Modeling and Simulation of the Stability of ORSC Main Combustion Chambers

Award Information
Agency: Department of Defense
Branch: Air Force
Contract: FA9550-08-C-0033
Agency Tracking Number: F064-005-0078
Amount: $499,933.00
Phase: Phase II
Program: STTR
Awards Year: 2008
Solicitation Year: 2006
Solicitation Topic Code: AF06-T005
Solicitation Number: N/A
Small Business Information
1220 Potter Drive, Suite 100, West Lafayette, IN, 47906
DUNS: 132073946
HUBZone Owned: N
Woman Owned: N
Socially and Economically Disadvantaged: N
Principal Investigator
 William Anderson
 Associate Professor
 (765) 496-2658
 wanderso@purdue.edu
Business Contact
 Benjamin Austin, Jr.
Title: General Manager
Phone: (765) 775-2107
Email: bjaustin@inspacellc.com
Research Institution
 PURDUE UNIV.
 William Anderson
 Aeronautics and Astronautics
315 North Grant Street
West Lafayette, IN, 47907
 (765) 496-2658
 Nonprofit college or university
Abstract
The potential for combustion instability has historically been a hindrance in developing rocket engines, and nearly always represents the major technical risk in engine developments.
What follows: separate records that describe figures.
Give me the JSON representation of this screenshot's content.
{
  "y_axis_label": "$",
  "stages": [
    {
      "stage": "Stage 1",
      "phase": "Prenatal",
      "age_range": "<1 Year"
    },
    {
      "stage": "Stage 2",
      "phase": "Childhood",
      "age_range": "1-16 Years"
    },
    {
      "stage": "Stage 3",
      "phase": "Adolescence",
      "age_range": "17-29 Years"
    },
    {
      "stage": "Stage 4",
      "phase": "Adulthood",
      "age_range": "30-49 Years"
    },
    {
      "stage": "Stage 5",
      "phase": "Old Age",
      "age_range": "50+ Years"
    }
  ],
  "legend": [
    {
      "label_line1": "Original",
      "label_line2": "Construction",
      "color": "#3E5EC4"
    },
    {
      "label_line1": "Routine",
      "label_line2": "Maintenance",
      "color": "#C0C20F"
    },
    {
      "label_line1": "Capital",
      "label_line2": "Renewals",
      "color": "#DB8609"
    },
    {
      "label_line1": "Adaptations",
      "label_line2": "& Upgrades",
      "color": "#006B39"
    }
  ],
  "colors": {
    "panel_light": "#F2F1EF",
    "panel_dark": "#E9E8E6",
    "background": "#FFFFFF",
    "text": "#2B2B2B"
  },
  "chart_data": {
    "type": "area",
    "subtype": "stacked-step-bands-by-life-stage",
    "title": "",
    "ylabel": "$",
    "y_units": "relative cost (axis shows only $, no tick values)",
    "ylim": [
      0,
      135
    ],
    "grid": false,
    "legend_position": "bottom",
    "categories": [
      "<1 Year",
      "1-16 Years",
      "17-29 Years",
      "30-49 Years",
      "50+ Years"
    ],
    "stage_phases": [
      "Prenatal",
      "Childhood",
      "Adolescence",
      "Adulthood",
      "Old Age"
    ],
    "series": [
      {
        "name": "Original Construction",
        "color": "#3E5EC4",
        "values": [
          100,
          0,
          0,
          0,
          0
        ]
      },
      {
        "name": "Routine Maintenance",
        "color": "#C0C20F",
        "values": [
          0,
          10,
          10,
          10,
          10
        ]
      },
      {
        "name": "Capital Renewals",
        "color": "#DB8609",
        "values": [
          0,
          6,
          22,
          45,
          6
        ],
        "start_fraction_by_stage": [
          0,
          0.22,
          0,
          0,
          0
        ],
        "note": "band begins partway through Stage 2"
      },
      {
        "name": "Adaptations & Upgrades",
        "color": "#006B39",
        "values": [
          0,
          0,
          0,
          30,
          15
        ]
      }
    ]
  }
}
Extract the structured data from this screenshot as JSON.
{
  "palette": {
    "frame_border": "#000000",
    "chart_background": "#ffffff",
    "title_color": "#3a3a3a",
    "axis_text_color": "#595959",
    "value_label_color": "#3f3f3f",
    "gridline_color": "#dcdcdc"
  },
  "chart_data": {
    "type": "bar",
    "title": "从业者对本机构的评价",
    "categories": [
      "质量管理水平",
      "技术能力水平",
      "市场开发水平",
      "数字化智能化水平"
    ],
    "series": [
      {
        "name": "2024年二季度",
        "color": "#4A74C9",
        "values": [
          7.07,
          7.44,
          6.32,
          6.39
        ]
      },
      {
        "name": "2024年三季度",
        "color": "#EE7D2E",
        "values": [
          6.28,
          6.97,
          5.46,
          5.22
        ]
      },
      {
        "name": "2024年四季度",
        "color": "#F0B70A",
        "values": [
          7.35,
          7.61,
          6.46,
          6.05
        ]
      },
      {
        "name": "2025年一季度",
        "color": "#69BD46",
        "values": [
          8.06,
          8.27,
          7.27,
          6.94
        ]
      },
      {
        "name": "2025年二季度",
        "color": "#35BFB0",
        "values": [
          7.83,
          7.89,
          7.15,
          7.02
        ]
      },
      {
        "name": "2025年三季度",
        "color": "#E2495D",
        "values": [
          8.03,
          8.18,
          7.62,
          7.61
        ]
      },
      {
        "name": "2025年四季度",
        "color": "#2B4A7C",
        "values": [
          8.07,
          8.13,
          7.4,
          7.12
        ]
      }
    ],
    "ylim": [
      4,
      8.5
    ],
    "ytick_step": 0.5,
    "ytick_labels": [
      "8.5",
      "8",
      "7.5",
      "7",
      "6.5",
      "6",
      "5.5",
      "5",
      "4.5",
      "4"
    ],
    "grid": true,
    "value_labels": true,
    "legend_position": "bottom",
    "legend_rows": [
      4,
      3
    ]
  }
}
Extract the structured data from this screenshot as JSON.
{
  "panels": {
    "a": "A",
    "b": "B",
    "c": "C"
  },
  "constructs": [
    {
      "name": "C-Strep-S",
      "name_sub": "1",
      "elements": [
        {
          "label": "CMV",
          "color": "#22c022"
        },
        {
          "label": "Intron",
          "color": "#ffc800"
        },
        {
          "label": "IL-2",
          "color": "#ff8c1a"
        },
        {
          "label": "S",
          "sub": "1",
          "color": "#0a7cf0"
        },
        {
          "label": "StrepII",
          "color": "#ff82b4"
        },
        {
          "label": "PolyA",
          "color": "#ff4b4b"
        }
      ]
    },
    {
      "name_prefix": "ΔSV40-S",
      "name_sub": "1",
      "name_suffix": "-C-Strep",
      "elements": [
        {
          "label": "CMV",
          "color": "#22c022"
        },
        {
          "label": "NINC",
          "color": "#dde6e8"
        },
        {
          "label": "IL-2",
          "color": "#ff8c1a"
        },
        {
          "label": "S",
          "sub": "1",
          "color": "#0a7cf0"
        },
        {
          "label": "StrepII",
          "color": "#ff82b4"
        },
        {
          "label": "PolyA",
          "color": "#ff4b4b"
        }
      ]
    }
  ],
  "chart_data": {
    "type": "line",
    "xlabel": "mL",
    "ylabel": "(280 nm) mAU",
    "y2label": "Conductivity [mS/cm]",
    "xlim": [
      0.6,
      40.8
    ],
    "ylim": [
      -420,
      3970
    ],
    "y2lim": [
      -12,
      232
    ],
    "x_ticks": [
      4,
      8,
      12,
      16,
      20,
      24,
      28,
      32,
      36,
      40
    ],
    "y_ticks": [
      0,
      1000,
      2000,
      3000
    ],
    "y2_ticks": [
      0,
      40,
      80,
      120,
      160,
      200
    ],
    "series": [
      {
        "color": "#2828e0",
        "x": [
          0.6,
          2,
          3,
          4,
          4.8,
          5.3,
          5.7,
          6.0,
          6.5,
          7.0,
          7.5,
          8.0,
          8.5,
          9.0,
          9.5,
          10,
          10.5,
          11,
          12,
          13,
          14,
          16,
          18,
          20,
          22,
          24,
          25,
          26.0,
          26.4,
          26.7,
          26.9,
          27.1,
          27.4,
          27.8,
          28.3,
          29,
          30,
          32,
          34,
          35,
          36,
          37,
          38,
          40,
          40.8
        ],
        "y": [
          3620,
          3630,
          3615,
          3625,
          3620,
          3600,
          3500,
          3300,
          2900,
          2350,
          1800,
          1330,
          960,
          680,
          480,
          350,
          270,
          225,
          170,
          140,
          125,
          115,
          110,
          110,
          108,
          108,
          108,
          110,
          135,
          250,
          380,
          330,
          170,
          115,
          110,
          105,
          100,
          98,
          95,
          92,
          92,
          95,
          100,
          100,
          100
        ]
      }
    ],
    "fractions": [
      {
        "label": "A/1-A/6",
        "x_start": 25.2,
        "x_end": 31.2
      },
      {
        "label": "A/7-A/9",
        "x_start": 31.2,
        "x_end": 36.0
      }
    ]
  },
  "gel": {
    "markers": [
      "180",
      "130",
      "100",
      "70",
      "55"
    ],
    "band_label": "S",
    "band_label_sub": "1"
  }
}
This proposal addresses innovative approaches toward prediction of liquid rocket engine combustion instability, as well as innovations in full-scale engine stability verification. Specific objectives are to demonstrate modern experimental diagnostics for measuring combustion stability margin in conjunction with a three-level predictive approach comprising classical linear modeling, moderate-fidelity computational fluid dynamics, and high-fidelity hybrid RANS/LES simulations. This companion experimental/computational/analytical approach provides coupling between the experimental results and analyses at multiple levels of validation enabling a validated predictive tool for fullscale analysis. An existing oxidizer-rich preburner rated at 3600 psia is used to generate warm oxidizer for the experimental study of real-scale ORSC main chamber injectors. The final objective is to perform a stability analysis for a notional 250,000 lbf engine and define a protocol for stability verification of the full-scale engine. The end goals are to provide a revolutionary stability prediction methodology for demonstration during the IHPRPT Hydrocarbon Boost Engine project, and to provide the US propulsion community with a stability analysis methodology that takes full advantage of modern tools and commercial software.